Throughout Alaska, this wildfire season is on track to be historically unprecedented; already over 2 million acres have burned. The majority of these fires are ignited by lightning strikes and then fueled by drier conditions, reduced snow pack, and greater plant biomass. All of these factors are driven by climate change, which has caused the Arctic to warm 2x-3x times faster than the rest of the globe.
While fires in Alaska are often contained in boreal forests, tundra fires have made up a significant portion of the burned acreage this year. Notably, the East Fork Fire is the largest wildfire on record to burn in the Yukon-Kuskokwim Delta (YKD), located in the southwestern portion of the state. While YKD is dominated by wetland tundra, upland areas have experienced an uptick in wildfires over the past two centuries. Much of this region is also underlaid by permafrost (frozen soil), which stores twice as much carbon as in the atmosphere. As a result of climate change, permafrost is thawing. Thawing permafrost, which can be further exacerbated by wildfires, is accelerating climate change by releasing greenhouse gases, creating a self-enforcing positive feedback loop.

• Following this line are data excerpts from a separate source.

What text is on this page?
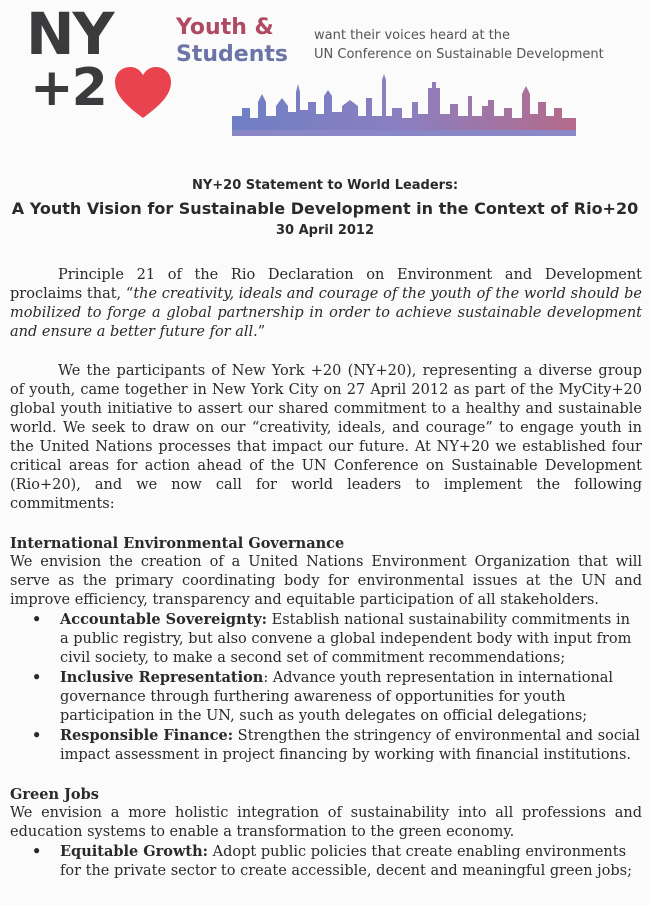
NY
+2
Youth &
Students
want their voices heard at the
UN Conference on Sustainable Development
NY+20 Statement to World Leaders:
A Youth Vision for Sustainable Development in the Context of Rio+20
30 April 2012

Principle 21 of the Rio Declaration on Environment and Development proclaims that, “the creativity, ideals and courage of the youth of the world should be mobilized to forge a global partnership in order to achieve sustainable development and ensure a better future for all.”

We the participants of New York +20 (NY+20), representing a diverse group of youth, came together in New York City on 27 April 2012 as part of the MyCity+20 global youth initiative to assert our shared commitment to a healthy and sustainable world. We seek to draw on our “creativity, ideals, and courage” to engage youth in the United Nations processes that impact our future. At NY+20 we established four critical areas for action ahead of the UN Conference on Sustainable Development (Rio+20), and we now call for world leaders to implement the following commitments:

International Environmental Governance

We envision the creation of a United Nations Environment Organization that will serve as the primary coordinating body for environmental issues at the UN and improve efficiency, transparency and equitable participation of all stakeholders.

• Accountable Sovereignty: Establish national sustainability commitments in a public registry, but also convene a global independent body with input from civil society, to make a second set of commitment recommendations;
• Inclusive Representation: Advance youth representation in international governance through furthering awareness of opportunities for youth participation in the UN, such as youth delegates on official delegations;
• Responsible Finance: Strengthen the stringency of environmental and social impact assessment in project financing by working with financial institutions.
Green Jobs

We envision a more holistic integration of sustainability into all professions and education systems to enable a transformation to the green economy.

• Equitable Growth: Adopt public policies that create enabling environments for the private sector to create accessible, decent and meaningful green jobs;
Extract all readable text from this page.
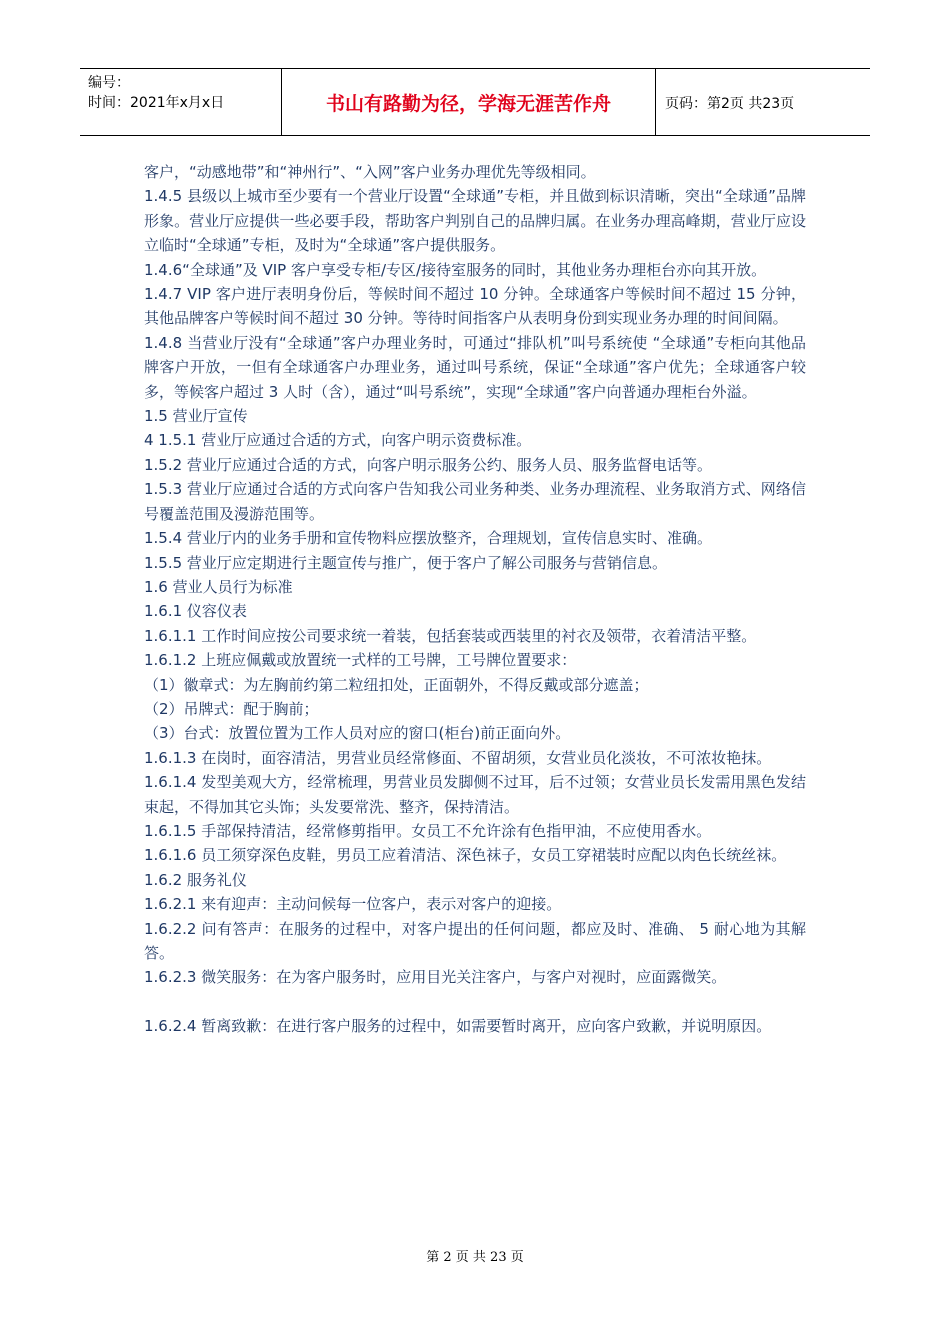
编号：
时间：2021年x月x日	书山有路勤为径，学海无涯苦作舟	页码：第2页 共23页

客户，“动感地带”和“神州行”、“入网”客户业务办理优先等级相同。

1.4.5 县级以上城市至少要有一个营业厅设置“全球通”专柜，并且做到标识清晰，突出“全球通”品牌形象。营业厅应提供一些必要手段，帮助客户判别自己的品牌归属。在业务办理高峰期，营业厅应设立临时“全球通”专柜，及时为“全球通”客户提供服务。

1.4.6“全球通”及 VIP 客户享受专柜/专区/接待室服务的同时，其他业务办理柜台亦向其开放。

1.4.7 VIP 客户进厅表明身份后，等候时间不超过 10 分钟。全球通客户等候时间不超过 15 分钟，其他品牌客户等候时间不超过 30 分钟。等待时间指客户从表明身份到实现业务办理的时间间隔。

1.4.8 当营业厅没有“全球通”客户办理业务时，可通过“排队机”叫号系统使 “全球通”专柜向其他品牌客户开放，一但有全球通客户办理业务，通过叫号系统，保证“全球通”客户优先；全球通客户较多，等候客户超过 3 人时（含），通过“叫号系统”，实现“全球通”客户向普通办理柜台外溢。

1.5 营业厅宣传

4 1.5.1 营业厅应通过合适的方式，向客户明示资费标准。

1.5.2 营业厅应通过合适的方式，向客户明示服务公约、服务人员、服务监督电话等。

1.5.3 营业厅应通过合适的方式向客户告知我公司业务种类、业务办理流程、业务取消方式、网络信号覆盖范围及漫游范围等。

1.5.4 营业厅内的业务手册和宣传物料应摆放整齐，合理规划，宣传信息实时、准确。

1.5.5 营业厅应定期进行主题宣传与推广，便于客户了解公司服务与营销信息。

1.6 营业人员行为标准

1.6.1 仪容仪表

1.6.1.1 工作时间应按公司要求统一着装，包括套装或西装里的衬衣及领带，衣着清洁平整。

1.6.1.2 上班应佩戴或放置统一式样的工号牌，工号牌位置要求：

（1）徽章式：为左胸前约第二粒纽扣处，正面朝外，不得反戴或部分遮盖；

（2）吊牌式：配于胸前；

（3）台式：放置位置为工作人员对应的窗口(柜台)前正面向外。

1.6.1.3 在岗时，面容清洁，男营业员经常修面、不留胡须，女营业员化淡妆，不可浓妆艳抹。

1.6.1.4 发型美观大方，经常梳理，男营业员发脚侧不过耳，后不过领；女营业员长发需用黑色发结束起，不得加其它头饰；头发要常洗、整齐，保持清洁。

1.6.1.5 手部保持清洁，经常修剪指甲。女员工不允许涂有色指甲油，不应使用香水。

1.6.1.6 员工须穿深色皮鞋，男员工应着清洁、深色袜子，女员工穿裙装时应配以肉色长统丝袜。

1.6.2 服务礼仪

1.6.2.1 来有迎声：主动问候每一位客户，表示对客户的迎接。

1.6.2.2 问有答声：在服务的过程中，对客户提出的任何问题，都应及时、准确、 5 耐心地为其解答。

1.6.2.3 微笑服务：在为客户服务时，应用目光关注客户，与客户对视时，应面露微笑。

1.6.2.4 暂离致歉：在进行客户服务的过程中，如需要暂时离开，应向客户致歉，并说明原因。

第 2 页 共 23 页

There is a limited but growing body of literature working to understand the biogeochemical implications of more frequent and severe tundra wildfires. Since 2018, a cohort of scientists, including myself, have been studying the resilience of tundra plant communities in the YKD to fire. To do this, we spent two field seasons-2018 and 2019--in the YKD, where we harvested aboveground plant and lichen biomass across a gradient of burn history: unburned, a 2015 burn, and a 1972 burn (see Figure 1)
Figure 1: Map of burn history and sampled areas in the YKD of Alaska. The bottom panel includes photos of plots sampled in unburned, Recent Burn (2015 burn), and Historic Burn (1972 burn) areas. Map created by Carl Churchill.
2015 was another historically unprecedented fire season for the YKD, where 179,399 acres burned, which is more than the total area that had burned in the past 74 years. We found that fire-driven shifts in plant community structure and nutrient distribution can persist for decades, potentially impacting wildlife, future fire risk, and Indigenous subsistence hunting. For example, in the 47 years after fire, we found that lichen biomass did not recover, a food source that caribou species rely on and could impact their migration patterns. Understanding these threats and how to prepare is important; however, we need to act now to reduce carbon emissions and avoid worsening conditions.